Commentary

For many years, the use of short implants has been an area of controversy. The review in hand was an attempt to serve as an evidence base for clinical decision-making in this area.

The review asked a well-focused question. The inclusion and exclusion criteria were detailed (in fact ‘strict’ as described by the authors) and appropriate for the formulated question with the exception of including case series as explained below.

The search process and strategy were comprehensive enough to find all relevant literature. There was not any restriction on language or year of publication and unpublished data were sought.

As shown in Table 1, four outcome measures, one primary and three secondary, were identified. However, only two of the outcomes are definitively patient-oriented, FP and BFP. This raises a concern regarding the relevance of the other two outcomes to the process of clinical decision-making since only patient-oriented evidence is really of value. In addition, including disease-oriented outcomes consumes the time and effort of authors, reviewers and readers without any added clinical benefit.

Up until October 2012, only 16 studies met the review's selection criteria. None of those studies were controlled clinical trials (randomised or not). The included studies were ten cohorts and six case series. For quality assessment of the included studies, the review modified two validated tools created by the Dutch Cochrane Group (‘quality assessment of a randomized clinical trial’ and ‘quality assessment of a cohort study’) and used by Telleman et al.1

The modification was in the form of adding nine questions to each tool, raising the total number of questions from nine and eight to 18 and 17 respectively, and this resulted in a non-validated tool as mentioned by the authors in their discussion. Based on the modified tool, the authors stated that the risk of bias of the included studies was considered medium (mean 8 ± 3). It would be interesting to know what the risk of bias would be if the original tools were used and whether the modification resulted in any added value or information.

The heterogeneity of the included studies ranged from <50% to 98%. This is generally high.
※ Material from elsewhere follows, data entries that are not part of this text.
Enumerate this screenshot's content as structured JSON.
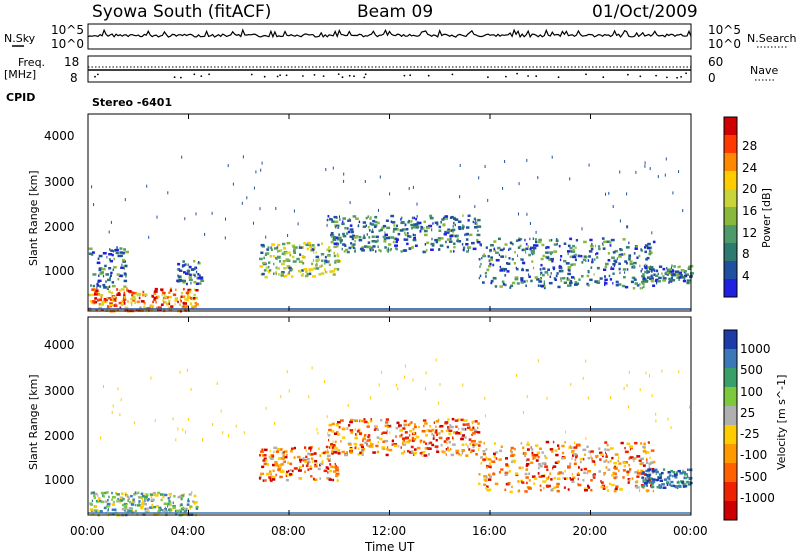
{
  "header": {
    "station": "Syowa South (fitACF)",
    "beam": "Beam 09",
    "date": "01/Oct/2009"
  },
  "strip": {
    "nsky_label": "N.Sky",
    "nsearch_label": "N.Search",
    "freq_label": "Freq.",
    "freq_unit": "[MHz]",
    "nave_label": "Nave",
    "cpid_label": "CPID",
    "cpid_value": "Stereo -6401",
    "noise_ticks": [
      "10^5",
      "10^0"
    ],
    "freq_ticks": [
      "18",
      "8"
    ],
    "nave_ticks": [
      "60",
      "0"
    ]
  },
  "chart_data": {
    "type": "heatmap",
    "x": {
      "label": "Time UT",
      "ticks": [
        "00:00",
        "04:00",
        "08:00",
        "12:00",
        "16:00",
        "20:00",
        "00:00"
      ],
      "range_hours": [
        0,
        24
      ]
    },
    "panels": [
      {
        "name": "power",
        "ylabel": "Slant Range [km]",
        "yticks": [
          1000,
          2000,
          3000,
          4000
        ],
        "ylim": [
          180,
          4500
        ],
        "colorbar": {
          "label": "Power [dB]",
          "ticks": [
            "28",
            "24",
            "20",
            "16",
            "12",
            "8",
            "4"
          ],
          "colors": [
            "#d00000",
            "#ff3a00",
            "#ff8800",
            "#ffcc00",
            "#c8d43a",
            "#8ab83c",
            "#4e9a6a",
            "#2d7a70",
            "#1f4fa0",
            "#2020e0"
          ]
        },
        "echo_regions": [
          {
            "t": [
              0.0,
              4.3
            ],
            "r": [
              200,
              700
            ],
            "level": "high"
          },
          {
            "t": [
              0.0,
              1.5
            ],
            "r": [
              700,
              1600
            ],
            "level": "low"
          },
          {
            "t": [
              3.5,
              4.5
            ],
            "r": [
              800,
              1300
            ],
            "level": "low"
          },
          {
            "t": [
              6.8,
              10.0
            ],
            "r": [
              950,
              1700
            ],
            "level": "mid"
          },
          {
            "t": [
              9.5,
              15.5
            ],
            "r": [
              1500,
              2300
            ],
            "level": "low"
          },
          {
            "t": [
              15.5,
              22.5
            ],
            "r": [
              700,
              1800
            ],
            "level": "low"
          },
          {
            "t": [
              22.0,
              24.0
            ],
            "r": [
              800,
              1200
            ],
            "level": "low"
          }
        ]
      },
      {
        "name": "velocity",
        "ylabel": "Slant Range [km]",
        "yticks": [
          1000,
          2000,
          3000,
          4000
        ],
        "ylim": [
          180,
          4500
        ],
        "colorbar": {
          "label": "Velocity [m s^-1]",
          "ticks": [
            "1000",
            "500",
            "100",
            "25",
            "-25",
            "-100",
            "-500",
            "-1000"
          ],
          "colors": [
            "#1c3ca8",
            "#3a78b8",
            "#3aa06a",
            "#7ec83c",
            "#b0b0b0",
            "#ffcc00",
            "#ff9900",
            "#ff6000",
            "#ee2200",
            "#cc0000"
          ]
        },
        "echo_regions": [
          {
            "t": [
              0.0,
              4.3
            ],
            "r": [
              200,
              700
            ],
            "level": "mixed"
          },
          {
            "t": [
              6.8,
              10.0
            ],
            "r": [
              950,
              1700
            ],
            "level": "neg"
          },
          {
            "t": [
              9.5,
              15.5
            ],
            "r": [
              1500,
              2300
            ],
            "level": "neg"
          },
          {
            "t": [
              15.5,
              22.5
            ],
            "r": [
              700,
              1800
            ],
            "level": "neg"
          },
          {
            "t": [
              22.0,
              24.0
            ],
            "r": [
              800,
              1200
            ],
            "level": "pos"
          }
        ]
      }
    ]
  }
}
Among other reasons, it could be attributed to the fact that the authors combined results from different study designs, which are expected to differ systematically, resulting in increased heterogeneity.2 It would have given a better understanding of the use of short implants to conduct a separate meta-analysis for each study design although meta-analysis of case series is seldom done.

Table 1 Study outcomes and their related values

Case series are inherently biased and for the practice of health care it is still important to obtain unbiased estimates of the magnitude of large effects to make clinical and economic decisions.3 Therefore, dental clinicians cannot rely on the estimates of the effect presented in the table because they are in fact a presentation of a mixture of different study designs.

In order to be fair with the review, one needs to commend the authors for the systematic approach and comprehensiveness of reporting irrespective of the fact that PRISMA (Preferred Reporting Items for Systematic Reviews and Meta-Analyses) was not used.

In addition, the authors should be commended for their attempt to create high quality evidence for a very controversial topic. However, given the methodological issues highlighted above the results of the review are not qualified to clear the controversy.